Cancer research is increasingly focused at the molecular level instead of focusing on individual cancers of the breast, colon or other organs. Researchers now know that cancers at different sites in the body can be caused by some of the same genetic mutations. But a single mutation can behave differently in different organs, so it is still necessary to look at particular cancers such as lung cancer, Carbone said.
The other side of the argument is represented by Dr. Harold Varmus, the head of the NCI. He declined to be interviewed by FairWarning, but in a speech at the National Press Club in September, he said he would “object dramatically” to efforts such as legislation that would force the NCI to set aside specific pots of money for specific cancers. This approach, advocated by some groups over the years, would “take the decision-making about grant making out of the hands of the NCI and [put] it in the hands of advocacy groups,” he said.
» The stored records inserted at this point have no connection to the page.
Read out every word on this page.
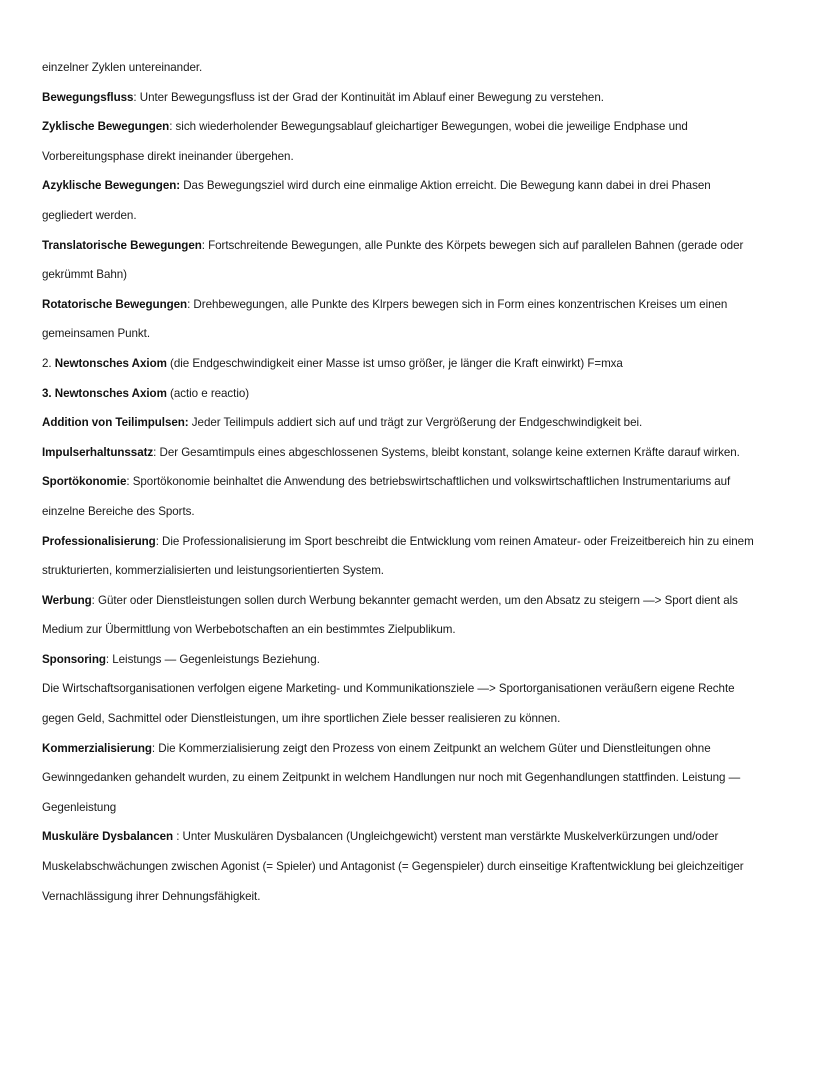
einzelner Zyklen untereinander.
Bewegungsfluss: Unter Bewegungsfluss ist der Grad der Kontinuität im Ablauf einer Bewegung zu verstehen.
Zyklische Bewegungen: sich wiederholender Bewegungsablauf gleichartiger Bewegungen, wobei die jeweilige Endphase und
Vorbereitungsphase direkt ineinander übergehen.
Azyklische Bewegungen: Das Bewegungsziel wird durch eine einmalige Aktion erreicht. Die Bewegung kann dabei in drei Phasen
gegliedert werden.
Translatorische Bewegungen: Fortschreitende Bewegungen, alle Punkte des Körpets bewegen sich auf parallelen Bahnen (gerade oder
gekrümmt Bahn)
Rotatorische Bewegungen: Drehbewegungen, alle Punkte des Klrpers bewegen sich in Form eines konzentrischen Kreises um einen
gemeinsamen Punkt.
2. Newtonsches Axiom (die Endgeschwindigkeit einer Masse ist umso größer, je länger die Kraft einwirkt) F=mxa
3. Newtonsches Axiom (actio e reactio)
Addition von Teilimpulsen: Jeder Teilimpuls addiert sich auf und trägt zur Vergrößerung der Endgeschwindigkeit bei.
Impulserhaltunssatz: Der Gesamtimpuls eines abgeschlossenen Systems, bleibt konstant, solange keine externen Kräfte darauf wirken.
Sportökonomie: Sportökonomie beinhaltet die Anwendung des betriebswirtschaftlichen und volkswirtschaftlichen Instrumentariums auf
einzelne Bereiche des Sports.
Professionalisierung: Die Professionalisierung im Sport beschreibt die Entwicklung vom reinen Amateur- oder Freizeitbereich hin zu einem
strukturierten, kommerzialisierten und leistungsorientierten System.
Werbung: Güter oder Dienstleistungen sollen durch Werbung bekannter gemacht werden, um den Absatz zu steigern —> Sport dient als
Medium zur Übermittlung von Werbebotschaften an ein bestimmtes Zielpublikum.
Sponsoring: Leistungs — Gegenleistungs Beziehung.
Die Wirtschaftsorganisationen verfolgen eigene Marketing- und Kommunikationsziele —> Sportorganisationen veräußern eigene Rechte
gegen Geld, Sachmittel oder Dienstleistungen, um ihre sportlichen Ziele besser realisieren zu können.
Kommerzialisierung: Die Kommerzialisierung zeigt den Prozess von einem Zeitpunkt an welchem Güter und Dienstleitungen ohne
Gewinngedanken gehandelt wurden, zu einem Zeitpunkt in welchem Handlungen nur noch mit Gegenhandlungen stattfinden. Leistung —
Gegenleistung
Muskuläre Dysbalancen : Unter Muskulären Dysbalancen (Ungleichgewicht) verstent man verstärkte Muskelverkürzungen und/oder
Muskelabschwächungen zwischen Agonist (= Spieler) und Antagonist (= Gegenspieler) durch einseitige Kraftentwicklung bei gleichzeitiger
Vernachlässigung ihrer Dehnungsfähigkeit.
Given the sheer number of lung cancer diagnoses, drugmakers have a vested interest in developing new treatments and screening tools. Indeed, there are currently more lung cancer drugs in development than drugs for breast, prostate and colorectal cancers, according to the Pharmaceutical Research and Manufacturers of America, an industry group.
But pharmaceutical investment can’t supplant federal funding; in fact, drug makers build on the sorts of basic research the NCI funds to develop new treatments. Public money supports more than four-fifths of all basic research used to discover new drugs and vaccines, according to one estimate.
Borgia, the Rush Medical Center lung cancer researcher, has watched nervously as the shortage of research funding has driven his peers from the lung cancer field. He was hired with four other researchers who have all lost their jobs for lack of funding. Borgia hasn’t gotten an NCI grant yet, but he’s been kept afloat by a grant from a lung cancer foundation. Still, he’ll be gone, too, if he doesn’t get a big federal grant or a contract with a drug company, “My neck is in the noose next,” he said.
Borgia is working on blood tests that could be used to make lung cancer screening more safe, effective and cheap. He said that, while a cure is far off, today’s researchers have made advances in diagnosis, early detection and treatments that could save tens of thousands of lives. “That’s here right now, you just have to invest in it.”